Potatoes are flung into the embers and raked out with any old stick, their skins charred to charcoal, now broken open by cold eager fingers surprised by the immediate heat; teeth sink into the succulent flesh, and if you are lucky, flavoursome with a fair tinge of smoke and burnt! Nothing like it! Lips wiped by a sweep of the sleeve, likewise the fingers.
And the occasional adult, and I can never remember who, as most of us were kids with teenage brothers and sisters, who pulls out home-made toffee, ginger bread and parkin. My dad likes his ginger bread claggy, and so do I.

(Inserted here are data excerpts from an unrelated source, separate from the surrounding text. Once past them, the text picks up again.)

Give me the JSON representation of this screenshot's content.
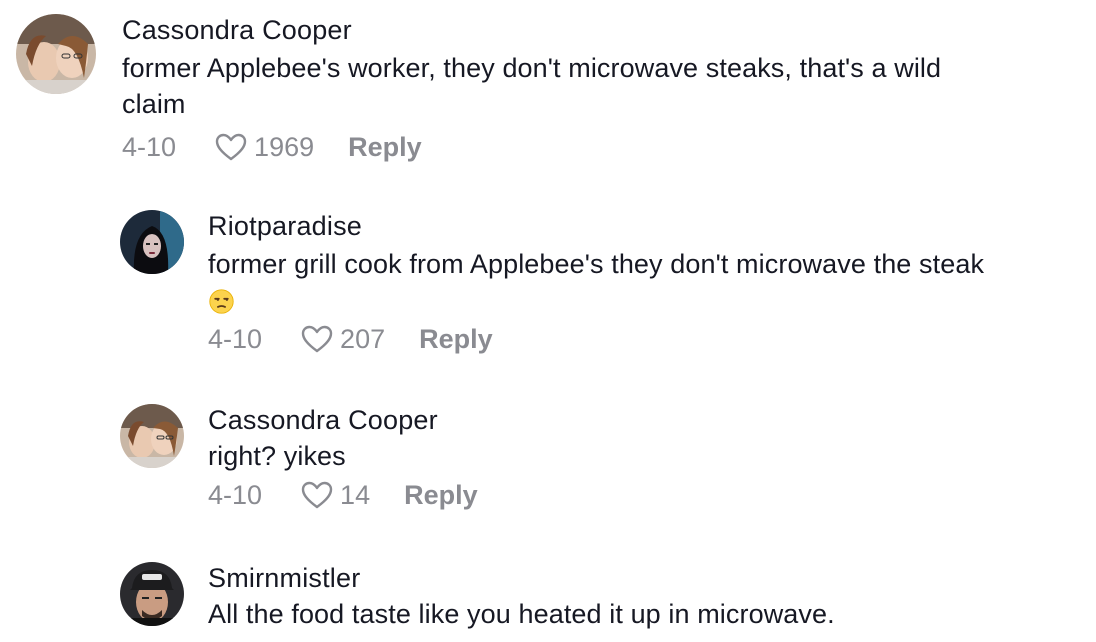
{
  "comments": [
    {
      "author": "Cassondra Cooper",
      "text": "former Applebee's worker, they don't microwave steaks, that's a wild",
      "text_line2": "claim",
      "date": "4-10",
      "likes": "1969",
      "reply_label": "Reply"
    },
    {
      "author": "Riotparadise",
      "text": "former grill cook from Applebee's they don't microwave the steak",
      "emoji": "unamused-face-emoji",
      "date": "4-10",
      "likes": "207",
      "reply_label": "Reply"
    },
    {
      "author": "Cassondra Cooper",
      "text": "right? yikes",
      "date": "4-10",
      "likes": "14",
      "reply_label": "Reply"
    },
    {
      "author": "Smirnmistler",
      "text": "All the food taste like you heated it up in microwave."
    }
  ],
  "icons": {
    "like": "heart-outline-icon"
  },
  "colors": {
    "text": "#161823",
    "meta": "#8a8b91"
  }
}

Back we go to the village. Fireworks set off randomly, with no thought of order, even though there were more mams and dads about. One year there was a battle across the main street: banger touch papers lit to a steady glow and flung at the opposition like hand grenades; a jumping jack spits and cracks amidst a clutch of girls who scream in mock terror, then turn their scolding tongues on the boys and lapse into embarrassed giggles.
Two of us sneak away up the street to thrust a banger through Ben Turnbulls letterbox, an odd-jobber on local farms who lives alone, a loner who rarely speaks, except for a mumbled greeting to his neighbour. I feel that pang of guilt still, these fifty years later at this victimisation. But there was much of that in the 17th century cauldron of political and religious intrigue. When I learnt about this? Not until now.